According to Nashville’s Tennessean newspaper, the musician, whose iconic double live album Frampton Comes Alive! was one of the biggest-selling records of the 1970s, filed suit in a Los Angeles federal court last Friday. Frampton, whose hits include “Show Me The Way,” “Do You Feel Like We Do” and “Baby, I Love Your Way,” is asking for half a million dollars in unpaid roylties and unspecified damages, claiming that his longtime label deliberately set out to pay him at a rate lower than specified by the terms of his contract.
Frampton signed a solo recording contract with A&M Records in 1971. The label has since been absorbed into Universal Music Group. The guitarist signed a number of extensions over the decades, and in 1998 he and A&M agreed on a contract settlement that would pay Frampton a 50 percent royalty on any licensed music – that is, songs that are licensed for TV, films or commercials.
Rapper Eminem’s producers won a court case earlier this year that set a legal precedent for artists who claim that music sold online is licensed, since its delivery requires none of the usual packaging, shipping and warehousing costs associated with traditional music sales. Under those terms, Frampton’s suit alleges that Universal paid him several hundred thousand dollars less than was owing on his digital sales.
According to the legal filing, Universal sent Frampton a check for $212,000 in December after receiving a legal notice from the musician’s attorney. The rocker’s suit claims Universal sent the check “with the hope that Frampton would be deceived into cashing the check and thereby potentially relieving UMG Recordings from further liability.”

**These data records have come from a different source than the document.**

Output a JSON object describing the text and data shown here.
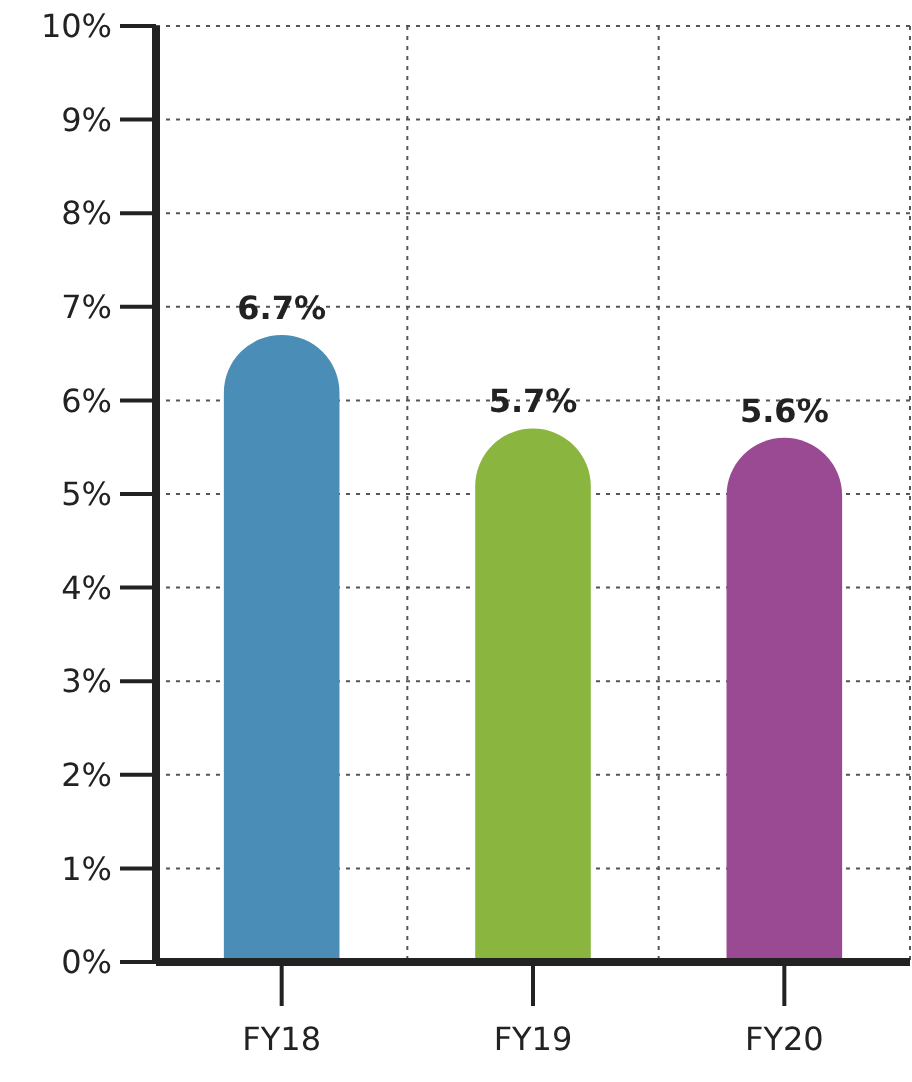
{
  "chart_data": {
    "type": "bar",
    "categories": [
      "FY18",
      "FY19",
      "FY20"
    ],
    "values": [
      6.7,
      5.7,
      5.6
    ],
    "colors": [
      "#4a8db6",
      "#8ab53e",
      "#9a4a92"
    ],
    "ylim": [
      0,
      10
    ],
    "yticks": [
      {
        "value": 0,
        "label": "0%"
      },
      {
        "value": 1,
        "label": "1%"
      },
      {
        "value": 2,
        "label": "2%"
      },
      {
        "value": 3,
        "label": "3%"
      },
      {
        "value": 4,
        "label": "4%"
      },
      {
        "value": 5,
        "label": "5%"
      },
      {
        "value": 6,
        "label": "6%"
      },
      {
        "value": 7,
        "label": "7%"
      },
      {
        "value": 8,
        "label": "8%"
      },
      {
        "value": 9,
        "label": "9%"
      },
      {
        "value": 10,
        "label": "10%"
      }
    ],
    "value_labels": [
      "6.7%",
      "5.7%",
      "5.6%"
    ],
    "grid": true
  }
}
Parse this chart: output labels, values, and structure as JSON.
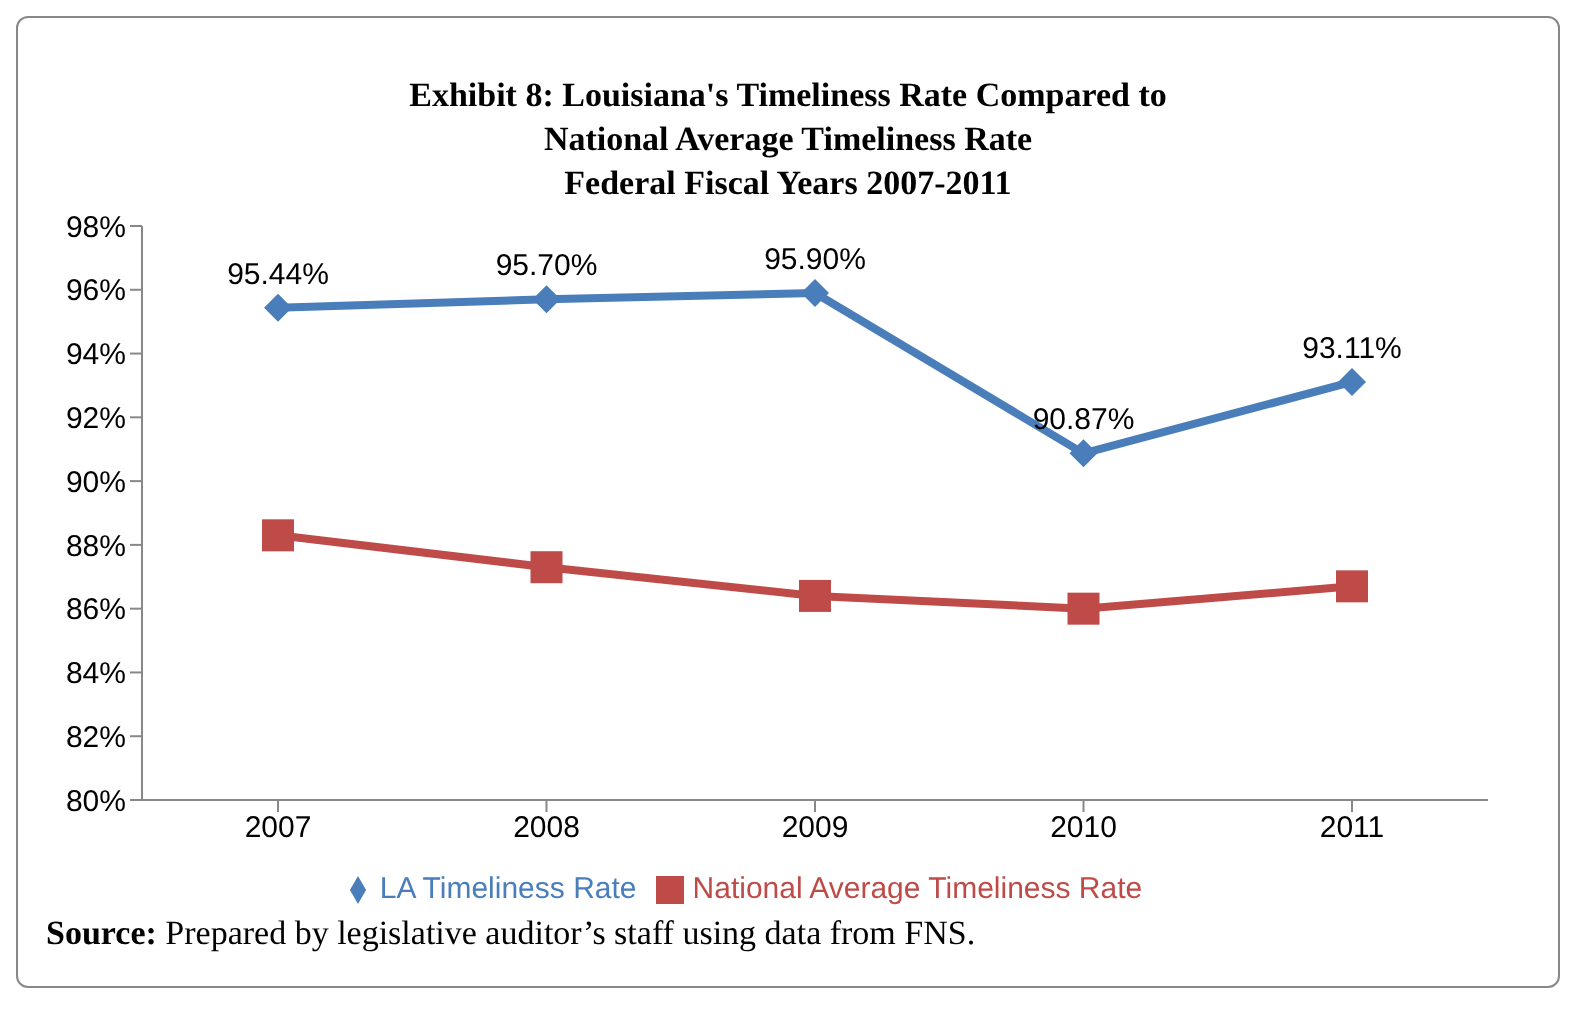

The brief further alleges that Universal “systematically and knowingly” breached its contract with Frampton and other artists by “applying policies and practices at issue in this matter at its highest corporate levels.”
“The issues in these cases go beyond simply breach of contract,” said Frampton’s attorney Richard Busch, who is also representing Eminem’s producers and Felice Catena, the sister and heir to The Knack drummer Bruce Gary, in similar lawsuits. “The plaintiffs allege the wrongdoing here is a part of deliberate effort to deprive the parties of their royalties.”
Universal Music Group has not commented publicly on Frampton’s lawsuit.